As an SP, I wonder whether trainees with negative behaviors during SP encounters will correct these behaviors prior to becoming fully trained physicians. Can such behaviors be corrected by classroom learning? Do many years of internship, residency, and fellowship eliminate such behavior? I worry at times that the answer is no. If the negative behaviors I encounter as an SP are the byproduct of personal ego, could these behaviors or attitudes potentially become worse when trainees are granted career independence as practicing physicians?
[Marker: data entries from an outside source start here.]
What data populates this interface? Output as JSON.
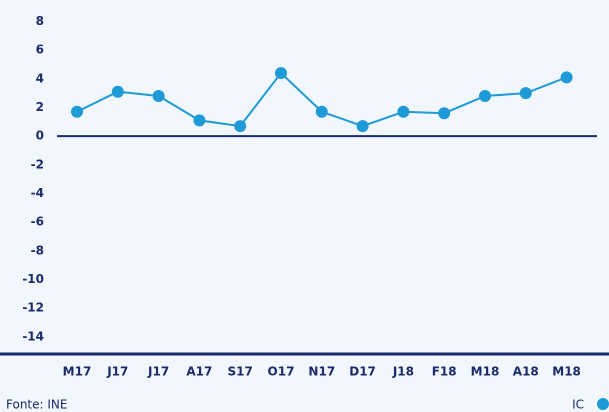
{
  "chart_data": {
    "type": "line",
    "categories": [
      "M17",
      "J17",
      "J17",
      "A17",
      "S17",
      "O17",
      "N17",
      "D17",
      "J18",
      "F18",
      "M18",
      "A18",
      "M18"
    ],
    "series": [
      {
        "name": "IC",
        "color": "#1e9ad6",
        "values": [
          1.7,
          3.1,
          2.8,
          1.1,
          0.7,
          4.4,
          1.7,
          0.7,
          1.7,
          1.6,
          2.8,
          3.0,
          4.1
        ]
      }
    ],
    "ylim": [
      -15.2,
      8.8
    ],
    "yticks": [
      8,
      6,
      4,
      2,
      0,
      -2,
      -4,
      -6,
      -8,
      -10,
      -12,
      -14
    ],
    "source": "Fonte: INE"
  }
}
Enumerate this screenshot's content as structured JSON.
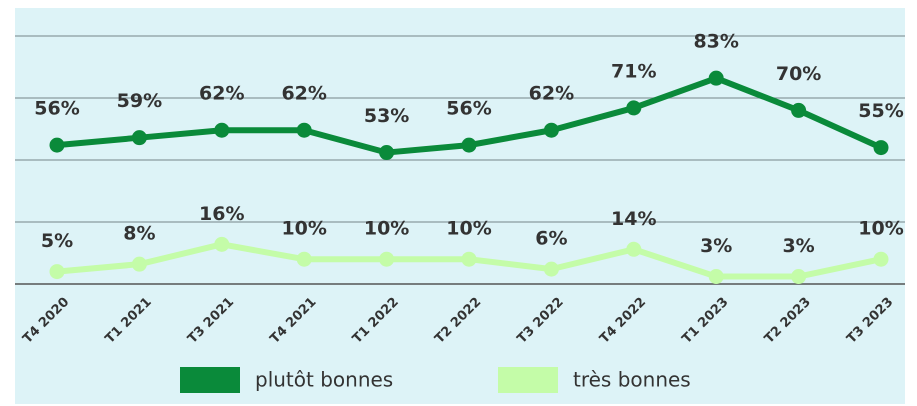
{
  "chart_data": {
    "type": "line",
    "categories": [
      "T4 2020",
      "T1 2021",
      "T3 2021",
      "T4 2021",
      "T1 2022",
      "T2 2022",
      "T3 2022",
      "T4 2022",
      "T1 2023",
      "T2 2023",
      "T3 2023"
    ],
    "series": [
      {
        "name": "plutôt bonnes",
        "color": "#0a8a3a",
        "values": [
          56,
          59,
          62,
          62,
          53,
          56,
          62,
          71,
          83,
          70,
          55
        ],
        "value_labels": [
          "56%",
          "59%",
          "62%",
          "62%",
          "53%",
          "56%",
          "62%",
          "71%",
          "83%",
          "70%",
          "55%"
        ]
      },
      {
        "name": "très bonnes",
        "color": "#c4fca8",
        "values": [
          5,
          8,
          16,
          10,
          10,
          10,
          6,
          14,
          3,
          3,
          10
        ],
        "value_labels": [
          "5%",
          "8%",
          "16%",
          "10%",
          "10%",
          "10%",
          "6%",
          "14%",
          "3%",
          "3%",
          "10%"
        ]
      }
    ],
    "ylim": [
      0,
      100
    ],
    "yticks": [
      0,
      25,
      50,
      75,
      100
    ],
    "grid": true
  }
}
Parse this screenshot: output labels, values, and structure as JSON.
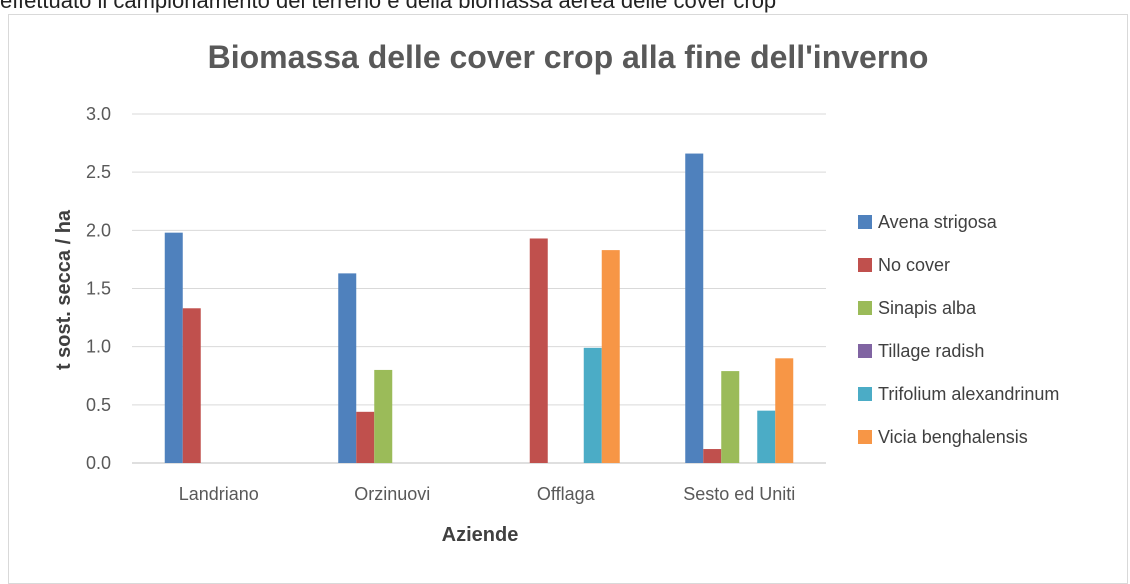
{
  "page_header": {
    "text": "effettuato il campionamento del terreno e della biomassa aerea delle cover crop"
  },
  "chart_data": {
    "type": "bar",
    "title": "Biomassa delle cover crop alla fine dell'inverno",
    "xlabel": "Aziende",
    "ylabel": "t sost. secca / ha",
    "ylim": [
      0,
      3.0
    ],
    "yticks": [
      "0.0",
      "0.5",
      "1.0",
      "1.5",
      "2.0",
      "2.5",
      "3.0"
    ],
    "grid": true,
    "legend_position": "right",
    "categories": [
      "Landriano",
      "Orzinuovi",
      "Offlaga",
      "Sesto ed Uniti"
    ],
    "series": [
      {
        "name": "Avena strigosa",
        "color": "#4f81bd",
        "values": [
          1.98,
          1.63,
          0,
          2.66
        ]
      },
      {
        "name": "No cover",
        "color": "#c0504d",
        "values": [
          1.33,
          0.44,
          1.93,
          0.12
        ]
      },
      {
        "name": "Sinapis alba",
        "color": "#9bbb59",
        "values": [
          0,
          0.8,
          0,
          0.79
        ]
      },
      {
        "name": "Tillage radish",
        "color": "#8064a2",
        "values": [
          0,
          0,
          0,
          0
        ]
      },
      {
        "name": "Trifolium alexandrinum",
        "color": "#4bacc6",
        "values": [
          0,
          0,
          0.99,
          0.45
        ]
      },
      {
        "name": "Vicia benghalensis",
        "color": "#f79646",
        "values": [
          0,
          0,
          1.83,
          0.9
        ]
      }
    ]
  }
}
In actual practice, patients may not be forthcoming with important information due to many fears and concerns, perceived or real. For them, a doctor who doesn’t listen and makes assumptions about the situation without directly communicating and questioning the patient may be dangerous. In many cases, patients need to first establish a relationship of trust with their doctor before discussing personal, scary, or potentially embarrassing details that may be pertinent to their health. For these patients, a doctor that simply asks sincere questions and genuinely listens to what the patient has to say can make all the difference. My advice to medical providers at every level of training or practice is that you should have a healthy skepticism of your assumptions. You always have to ask, and you always have to keep communication open with your patients. Even if you are certain that you “just know,” please take the extra time to confirm that your assumption is true. You may be surprised to learn that you didn’t know what you “just knew.”

Esther Covington is a professional standardized patient.